Can formal language pretraining make language models more efficient?
Does training language models on hierarchical formal languages before natural language improve how efficiently they learn syntax? This explores whether structural inductive biases in training data matter more than raw data volume.
Between Circuits and Chomsky (2025) tests whether training language models on formal languages before natural language can improve acquisition efficiency. The result is surprisingly strong:
For a 1B-parameter model trained on ~1.6B natural language tokens, pre-pretraining on formal languages with hierarchical dependencies:
- Achieves the same loss as natural language-only training
- Shows better linguistic generalization on syntactic evaluations
- Uses 33% fewer natural language tokens to reach equivalent performance
The effect is mechanistically grounded: attention heads acquired during pre-pretraining on formal languages remain crucial for the model's performance on syntactic evaluations in natural language. Structure from formal language training transfers to natural language processing at the level of learned mechanisms.
Why hierarchical formal languages specifically? Papadimitriou & Jurafsky (2023) showed that within the Chomsky hierarchy, context-sensitive languages transfer best to natural language. The key: effective transfer requires formal languages that capture the hierarchical dependency structures present in natural language. Not all formal languages transfer — only those that share the structural properties that matter for syntax.
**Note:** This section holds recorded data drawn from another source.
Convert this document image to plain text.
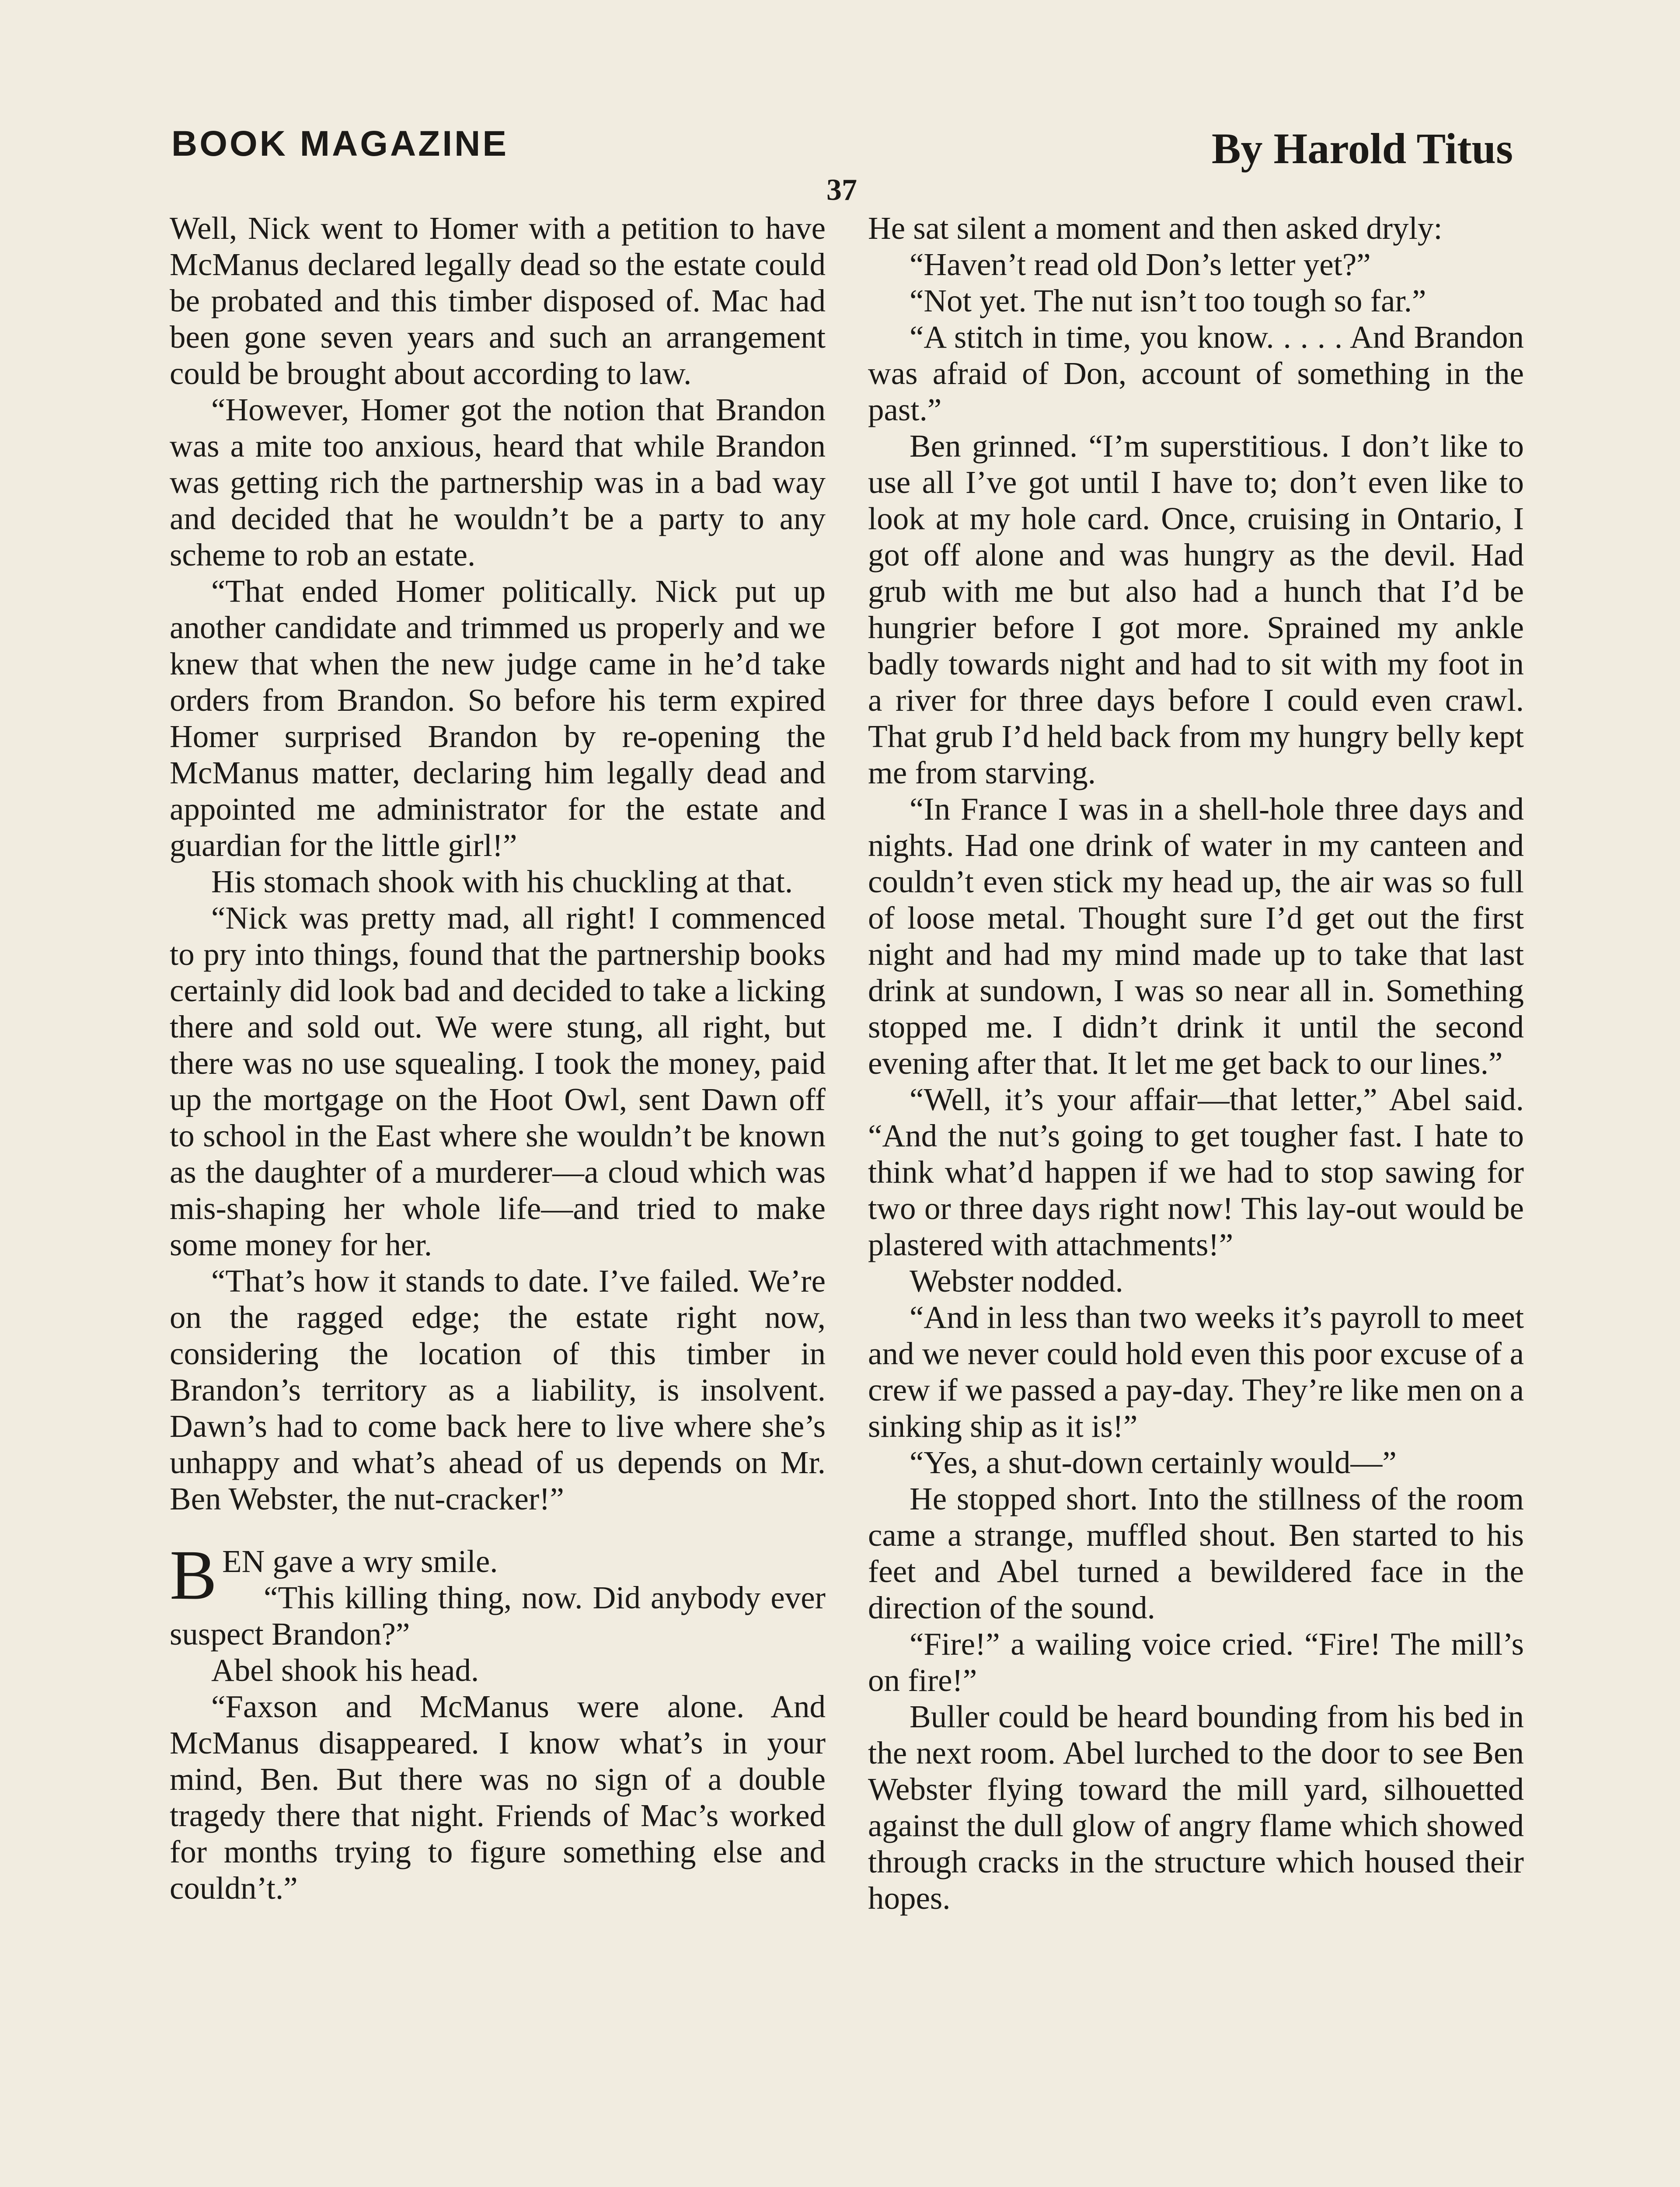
BOOK MAGAZINE	By Harold Titus
37

Well, Nick went to Homer with a petition to have McManus declared legally dead so the estate could be probated and this timber disposed of. Mac had been gone seven years and such an arrangement could be brought about according to law.

“However, Homer got the notion that Brandon was a mite too anxious, heard that while Brandon was getting rich the partnership was in a bad way and decided that he wouldn’t be a party to any scheme to rob an estate.

“That ended Homer politically. Nick put up another candidate and trimmed us properly and we knew that when the new judge came in he’d take orders from Brandon. So before his term expired Homer surprised Brandon by re-opening the McManus matter, declaring him legally dead and appointed me administrator for the estate and guardian for the little girl!”

His stomach shook with his chuckling at that.

“Nick was pretty mad, all right! I commenced to pry into things, found that the partnership books certainly did look bad and decided to take a licking there and sold out. We were stung, all right, but there was no use squealing. I took the money, paid up the mortgage on the Hoot Owl, sent Dawn off to school in the East where she wouldn’t be known as the daughter of a murderer—a cloud which was mis-shaping her whole life—and tried to make some money for her.

“That’s how it stands to date. I’ve failed. We’re on the ragged edge; the estate right now, considering the location of this timber in Brandon’s territory as a liability, is insolvent. Dawn’s had to come back here to live where she’s unhappy and what’s ahead of us depends on Mr. Ben Webster, the nut-cracker!”

BEN gave a wry smile.

“This killing thing, now. Did anybody ever suspect Brandon?”

Abel shook his head.

“Faxson and McManus were alone. And McManus disappeared. I know what’s in your mind, Ben. But there was no sign of a double tragedy there that night. Friends of Mac’s worked for months trying to figure something else and couldn’t.”

He sat silent a moment and then asked dryly:

“Haven’t read old Don’s letter yet?”

“Not yet. The nut isn’t too tough so far.”

“A stitch in time, you know. . . . . And Brandon was afraid of Don, account of something in the past.”

Ben grinned. “I’m superstitious. I don’t like to use all I’ve got until I have to; don’t even like to look at my hole card. Once, cruising in Ontario, I got off alone and was hungry as the devil. Had grub with me but also had a hunch that I’d be hungrier before I got more. Sprained my ankle badly towards night and had to sit with my foot in a river for three days before I could even crawl. That grub I’d held back from my hungry belly kept me from starving.

“In France I was in a shell-hole three days and nights. Had one drink of water in my canteen and couldn’t even stick my head up, the air was so full of loose metal. Thought sure I’d get out the first night and had my mind made up to take that last drink at sundown, I was so near all in. Something stopped me. I didn’t drink it until the second evening after that. It let me get back to our lines.”

“Well, it’s your affair—that letter,” Abel said. “And the nut’s going to get tougher fast. I hate to think what’d happen if we had to stop sawing for two or three days right now! This lay-out would be plastered with attachments!”

Webster nodded.

“And in less than two weeks it’s payroll to meet and we never could hold even this poor excuse of a crew if we passed a pay-day. They’re like men on a sinking ship as it is!”

“Yes, a shut-down certainly would—”

He stopped short. Into the stillness of the room came a strange, muffled shout. Ben started to his feet and Abel turned a bewildered face in the direction of the sound.

“Fire!” a wailing voice cried. “Fire! The mill’s on fire!”

Buller could be heard bounding from his bed in the next room. Abel lurched to the door to see Ben Webster flying toward the mill yard, silhouetted against the dull glow of angry flame which showed through cracks in the structure which housed their hopes.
This directly supports Can language models learn grammar from child-scale data?: if syntactic structure is efficiently acquirable from hierarchical formal languages (which encode the relevant inductive biases), then syntactic competence is trainable from far less data than previously thought — as long as the structure of training provides the right biases.
The broader implication: data volume matters less than structural inductive bias for syntactic generalization. LLMs trained on the right structures learn syntax efficiently; LLMs trained only on natural language may be learning syntax the hard way.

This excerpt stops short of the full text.